Watching these kinetic-sculpture creations whirl overhead once required finding Simpson’s farm out in the country, on Wiggins Mill Road near Lucama. But more than 30 of the late folk artist’s works have been gathered, restored and put on display around the perimeter of this 2-acre park in downtown Wilson. Years in the works, it has its grand opening Thursday, right before the annual North Carolina Whirligig Festival that celebrates Simpson and his creations.
“These are the big iconic ones people remember,” said park executive director Jeff Bell, who has been staring up at these same whirligigs since he was growing up in Goldsboro. “My mom’s a science teacher, so anything with wind or science, we had to do. So we’d go out to Vollis’ farm, leave the headlights on and look while listening to the radio.”
The park formalizes what has been Wilson County’s biggest unofficial tourist attraction for years. It’s also a key piece of redevelopment efforts in the town of about 50,000 people 50 miles east of Raleigh – the onetime “World’s Greatest Tobacco Market” looking to modernize after that industry’s decline.
The $10 million project’s roots go back nearly a decade, to when Wilson began contemplating how to attract people and business to its downtown.
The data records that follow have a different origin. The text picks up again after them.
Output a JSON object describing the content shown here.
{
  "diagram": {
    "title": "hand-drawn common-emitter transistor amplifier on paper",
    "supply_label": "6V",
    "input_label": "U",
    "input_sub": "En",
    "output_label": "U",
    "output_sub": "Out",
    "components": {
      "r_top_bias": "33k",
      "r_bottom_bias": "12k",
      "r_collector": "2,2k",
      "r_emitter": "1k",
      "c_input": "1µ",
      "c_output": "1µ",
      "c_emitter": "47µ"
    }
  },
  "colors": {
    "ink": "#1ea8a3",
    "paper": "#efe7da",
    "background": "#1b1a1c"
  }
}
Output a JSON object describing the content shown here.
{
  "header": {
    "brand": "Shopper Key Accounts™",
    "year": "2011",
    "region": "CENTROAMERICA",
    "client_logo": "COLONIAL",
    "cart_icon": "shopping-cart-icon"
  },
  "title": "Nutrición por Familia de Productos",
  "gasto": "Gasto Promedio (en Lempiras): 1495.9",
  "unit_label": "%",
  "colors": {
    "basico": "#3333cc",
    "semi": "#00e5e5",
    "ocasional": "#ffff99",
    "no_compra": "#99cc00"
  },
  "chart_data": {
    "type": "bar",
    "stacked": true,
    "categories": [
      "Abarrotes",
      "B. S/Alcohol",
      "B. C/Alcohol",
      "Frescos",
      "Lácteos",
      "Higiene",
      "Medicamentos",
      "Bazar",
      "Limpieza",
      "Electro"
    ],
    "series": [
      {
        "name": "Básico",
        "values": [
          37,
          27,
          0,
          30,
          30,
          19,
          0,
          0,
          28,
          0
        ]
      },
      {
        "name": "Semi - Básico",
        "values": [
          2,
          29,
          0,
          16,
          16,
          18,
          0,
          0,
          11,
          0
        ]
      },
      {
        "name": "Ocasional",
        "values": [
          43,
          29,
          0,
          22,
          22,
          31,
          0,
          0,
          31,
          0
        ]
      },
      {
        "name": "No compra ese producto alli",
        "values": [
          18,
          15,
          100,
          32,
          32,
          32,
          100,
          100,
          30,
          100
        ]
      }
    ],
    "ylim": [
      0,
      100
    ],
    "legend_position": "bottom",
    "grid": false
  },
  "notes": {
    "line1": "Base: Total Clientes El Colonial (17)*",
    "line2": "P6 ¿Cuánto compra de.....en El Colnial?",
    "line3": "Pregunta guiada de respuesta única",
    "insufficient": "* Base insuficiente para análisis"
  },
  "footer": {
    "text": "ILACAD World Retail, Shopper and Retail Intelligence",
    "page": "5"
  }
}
“One idea was a central park, a sort of community living room, filled with Vollis Simpson whirligigs,” said Kimberly Van Dyk, Wilson’s planning and community revitalization director. “That stood out as one with high potential to be a catalyst. Vollis lived his whole life in Wilson County and made one-of-a-kind artwork that was already drawing people in droves. So we started sussing it out.”
Building ‘Acid Park’
Simpson, born in 1919, grew up as one of 12 kids in a farming family. One of the few times he left North Carolina was to serve in the Army Air Corps in World War II.
Simpson came back after the war and ran a machinery repair shop, also moving houses on the side. In that capacity, he acquired a sizable collection of discarded industrial materials.
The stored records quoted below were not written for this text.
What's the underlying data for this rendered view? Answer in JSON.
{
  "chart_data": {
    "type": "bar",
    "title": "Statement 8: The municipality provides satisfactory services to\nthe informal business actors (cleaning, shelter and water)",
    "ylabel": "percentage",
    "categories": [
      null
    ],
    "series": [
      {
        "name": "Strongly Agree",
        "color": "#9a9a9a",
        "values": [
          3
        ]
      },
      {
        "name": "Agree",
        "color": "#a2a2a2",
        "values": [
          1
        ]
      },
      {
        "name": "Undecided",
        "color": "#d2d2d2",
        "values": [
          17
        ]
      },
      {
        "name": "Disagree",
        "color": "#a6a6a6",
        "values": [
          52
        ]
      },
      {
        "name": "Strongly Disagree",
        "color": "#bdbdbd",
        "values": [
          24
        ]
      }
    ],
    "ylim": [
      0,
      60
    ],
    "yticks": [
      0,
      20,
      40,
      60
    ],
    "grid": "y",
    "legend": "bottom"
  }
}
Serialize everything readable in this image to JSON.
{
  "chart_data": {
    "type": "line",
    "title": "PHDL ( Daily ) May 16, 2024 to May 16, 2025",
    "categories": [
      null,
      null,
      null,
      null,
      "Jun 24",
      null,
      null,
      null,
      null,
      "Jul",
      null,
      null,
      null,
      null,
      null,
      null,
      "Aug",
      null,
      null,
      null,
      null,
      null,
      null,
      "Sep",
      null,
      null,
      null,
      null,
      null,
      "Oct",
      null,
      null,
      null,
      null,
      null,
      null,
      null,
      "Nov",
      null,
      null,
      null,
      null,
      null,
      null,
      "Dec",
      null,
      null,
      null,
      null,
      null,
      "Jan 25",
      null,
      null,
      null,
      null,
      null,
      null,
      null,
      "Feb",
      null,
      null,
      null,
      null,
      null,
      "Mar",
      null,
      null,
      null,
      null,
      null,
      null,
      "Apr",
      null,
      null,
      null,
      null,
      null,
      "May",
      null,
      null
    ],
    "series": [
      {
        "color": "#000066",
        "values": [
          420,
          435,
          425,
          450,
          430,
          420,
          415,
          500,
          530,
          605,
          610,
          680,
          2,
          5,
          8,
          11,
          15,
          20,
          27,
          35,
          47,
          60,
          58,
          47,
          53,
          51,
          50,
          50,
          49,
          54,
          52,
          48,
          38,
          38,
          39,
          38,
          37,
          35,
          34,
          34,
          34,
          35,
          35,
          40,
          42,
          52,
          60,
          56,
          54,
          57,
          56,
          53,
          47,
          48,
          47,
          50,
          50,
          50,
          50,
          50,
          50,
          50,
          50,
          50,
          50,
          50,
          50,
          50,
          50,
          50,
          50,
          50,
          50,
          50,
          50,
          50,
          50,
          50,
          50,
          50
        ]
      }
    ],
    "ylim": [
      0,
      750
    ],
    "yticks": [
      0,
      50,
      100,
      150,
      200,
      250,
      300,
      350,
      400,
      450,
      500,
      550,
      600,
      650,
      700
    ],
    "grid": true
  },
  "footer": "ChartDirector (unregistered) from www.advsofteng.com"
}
After retiring in the mid-1980s, Simpson began turning these cast-off parts into big, whimsical display pieces with moving parts. They’re engineering marvels that look like carnival rides, some towering more than 50 feet high. And Simpson did all the work on the vast majority of them alone, without assistance.
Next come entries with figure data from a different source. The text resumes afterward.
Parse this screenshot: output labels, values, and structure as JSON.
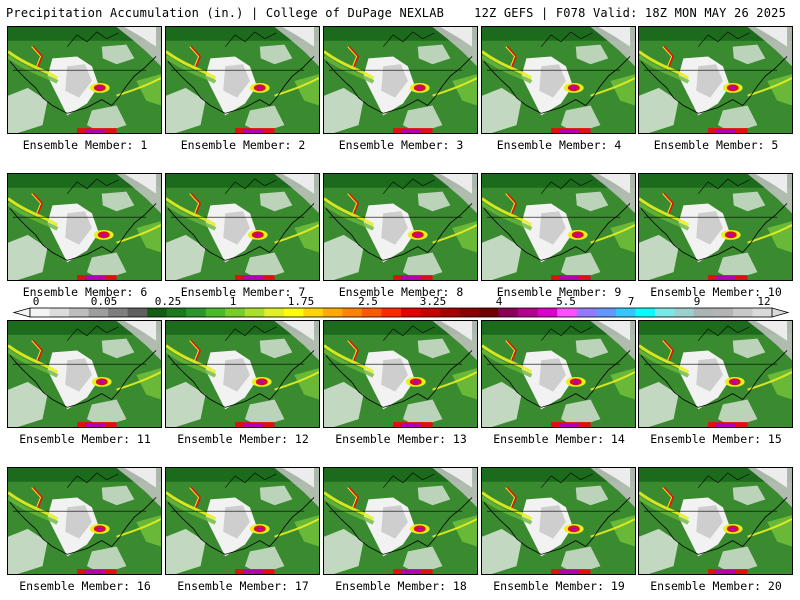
{
  "header": {
    "title_left": "Precipitation Accumulation (in.) | College of DuPage NEXLAB",
    "title_right": "12Z GEFS | F078 Valid: 18Z MON MAY 26 2025"
  },
  "colorbar": {
    "tick_labels": [
      "0",
      "0.05",
      "0.25",
      "1",
      "1.75",
      "2.5",
      "3.25",
      "4",
      "5.5",
      "7",
      "9",
      "12"
    ],
    "colors": [
      "#f4f4f4",
      "#dcdcdc",
      "#bdbdbd",
      "#9e9e9e",
      "#7e7e7e",
      "#5f5f5f",
      "#135c13",
      "#1c7a1c",
      "#2c962c",
      "#4cb82c",
      "#78cc2c",
      "#a9e02a",
      "#e0f020",
      "#ffff00",
      "#ffd400",
      "#ffaa00",
      "#ff8200",
      "#ff5a00",
      "#ff2800",
      "#e60000",
      "#c80000",
      "#a80000",
      "#880000",
      "#6e0000",
      "#880058",
      "#b4008c",
      "#dc00c8",
      "#ff50ff",
      "#9678ff",
      "#6496ff",
      "#32c8ff",
      "#00ffff",
      "#7be8e8",
      "#9ad0d0",
      "#aab4b4",
      "#b4b4b4",
      "#c8c8c8",
      "#dadada"
    ]
  },
  "ensemble_label_prefix": "Ensemble Member: ",
  "members": [
    {
      "id": "1"
    },
    {
      "id": "2"
    },
    {
      "id": "3"
    },
    {
      "id": "4"
    },
    {
      "id": "5"
    },
    {
      "id": "6"
    },
    {
      "id": "7"
    },
    {
      "id": "8"
    },
    {
      "id": "9"
    },
    {
      "id": "10"
    },
    {
      "id": "11"
    },
    {
      "id": "12"
    },
    {
      "id": "13"
    },
    {
      "id": "14"
    },
    {
      "id": "15"
    },
    {
      "id": "16"
    },
    {
      "id": "17"
    },
    {
      "id": "18"
    },
    {
      "id": "19"
    },
    {
      "id": "20"
    }
  ],
  "map_colors": {
    "green": "#3a8a30",
    "dark_green": "#1c6a1c",
    "light_green": "#6ab838",
    "dry_white": "#f2f2f2",
    "dry_gray": "#c4c4c4",
    "yellow": "#e8f020",
    "red": "#e01010",
    "purple": "#b400b4",
    "coast_black": "#000000"
  }
}
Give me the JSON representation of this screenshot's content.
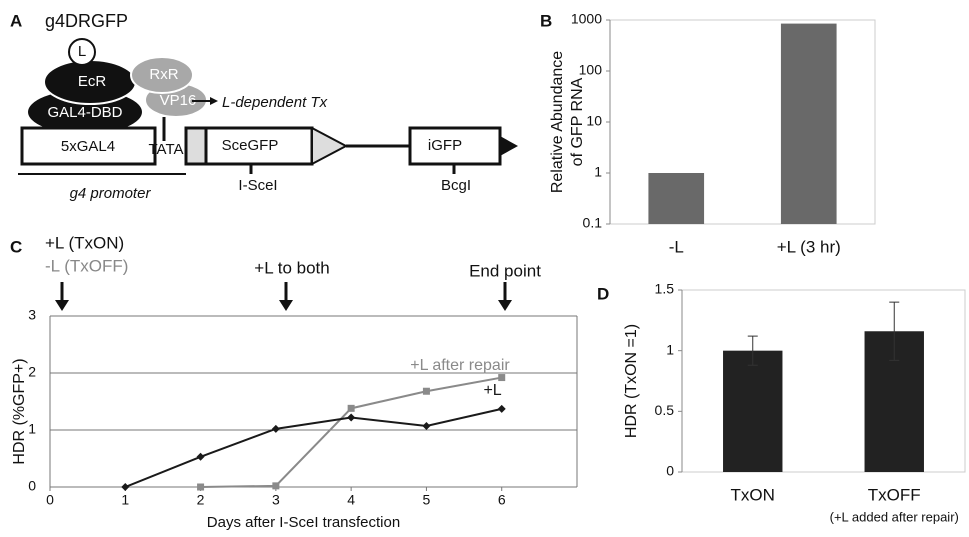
{
  "panel_labels": [
    "A",
    "B",
    "C",
    "D"
  ],
  "diagram": {
    "title": "g4DRGFP",
    "ligand": "L",
    "ecr": "EcR",
    "gal4_dbd": "GAL4-DBD",
    "rxr": "RxR",
    "vp16": "VP16",
    "transcription": "L-dependent Tx",
    "uas": "5xGAL4",
    "tata": "TATA",
    "scegfp": "SceGFP",
    "igfp": "iGFP",
    "site1": "I-SceI",
    "site2": "BcgI",
    "promoter": "g4 promoter"
  },
  "chart_data": [
    {
      "type": "bar",
      "ylabel": [
        "Relative Abundance",
        "of GFP RNA"
      ],
      "categories": [
        "-L",
        "+L (3 hr)"
      ],
      "values": [
        1,
        850
      ],
      "color": "#696969",
      "log_scale": true,
      "ylim": [
        0.1,
        1000
      ],
      "yticks": [
        0.1,
        1,
        10,
        100,
        1000
      ]
    },
    {
      "type": "line",
      "annotations": [
        "+L (TxON)",
        "-L (TxOFF)",
        "+L to both",
        "End point"
      ],
      "xlabel": "Days after I-SceI transfection",
      "ylabel": "HDR (%GFP+)",
      "x": [
        1,
        2,
        3,
        4,
        5,
        6
      ],
      "series": [
        {
          "name": "+L",
          "color": "#1a1a1a",
          "marker": "diamond",
          "values": [
            0,
            0.53,
            1.02,
            1.22,
            1.07,
            1.37
          ]
        },
        {
          "name": "+L after repair",
          "color": "#8a8a8a",
          "marker": "square",
          "values": [
            null,
            0,
            0.02,
            1.38,
            1.68,
            1.92
          ]
        }
      ],
      "xlim": [
        0,
        7
      ],
      "xticks": [
        0,
        1,
        2,
        3,
        4,
        5,
        6
      ],
      "ylim": [
        0,
        3
      ],
      "yticks": [
        0,
        1,
        2,
        3
      ],
      "grid": true
    },
    {
      "type": "bar",
      "ylabel": "HDR (TxON =1)",
      "categories": [
        "TxON",
        "TxOFF"
      ],
      "category_note": "(+L added after repair)",
      "values": [
        1,
        1.16
      ],
      "errors": [
        0.12,
        0.24
      ],
      "color": "#222222",
      "ylim": [
        0,
        1.5
      ],
      "yticks": [
        0,
        {
          "value": 0.5,
          "label": "0.5"
        },
        1,
        {
          "value": 1.5,
          "label": "1.5"
        }
      ]
    }
  ]
}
Word got out about what locals dubbed “Acid Park,” and it became a must-see pilgrimage stop for fans of outsider art. Simpson’s renown grew, as did the value of his work. The North Carolina Museum of Art, the American Folk Art Museum in Manhattan and Baltimore’s American Visionary Art Museum are among the institutions with Simpson whirligigs on permanent display. Three are at Cary’s Jack Smith Park while a smaller one twirls in downtown Raleigh next to the Skyhouse apartment building.
The New York Times dubbed Simpson “visionary artist of the junkyard.” But Simpson himself was unimpressed, saying only, “I have a lot of junk and I have to do somethin’ with it.”
An economic boost
Wilson began work on its whirligig park in 2010, and the city’s efforts were well-timed. Simpson’s whirligigs had been falling into disrepair as he reached an age where he could no longer maintain them. The park’s nonprofit foundation bought the whirligigs, and teams began moving them into a workshop a few at a time, to rebuild and restore them.
Before Simpson died in 2013 at the age of 94, he helped advise the teams as they carefully restored the structures piece by piece.
Their new park setting features a covered stage and large lawn area for live performances, music and more. There’s also a shelter area for a farmers market and other events.
Next spring, a visitors center and museum will open in a former tobacco warehouse across the street. The state said the project has helped create $25 million in private investment in downtown. A brewpub and mixed-use loft projects already have sprung up in the vicinity, with more development on the way – just as the city hoped.
“There were three things to accomplish, starting with saving, conserving and displaying the art,” said Van Dyk. “Since it’s such an authentic, unique thing to Wilson, we hoped it would draw investor interest in downtown real estate. And the third thing was to create a community gathering space. It’s for people from elsewhere to visit and enjoy, but also an amenity for the local community.”
Added Bell, “I’m selfish, I just like art. But it’s already created a big economic boost. Part of the reason to do this was to rejuvenate downtown Wilson. So if it makes money, that’s good, too.”
Where: Vollis Simpson Whirligig Park is at 301 Goldsboro St. South in Wilson.
What: The park has its official grand opening Nov. 2, 4-7 p.m., with ribbon-cutting and live music. The North Carolina Whirligig Festival is 10 a.m.-5 p.m. Nov. 4 and noon-5 p.m. Nov. 5 in and around the park in downtown Wilson. All events are free.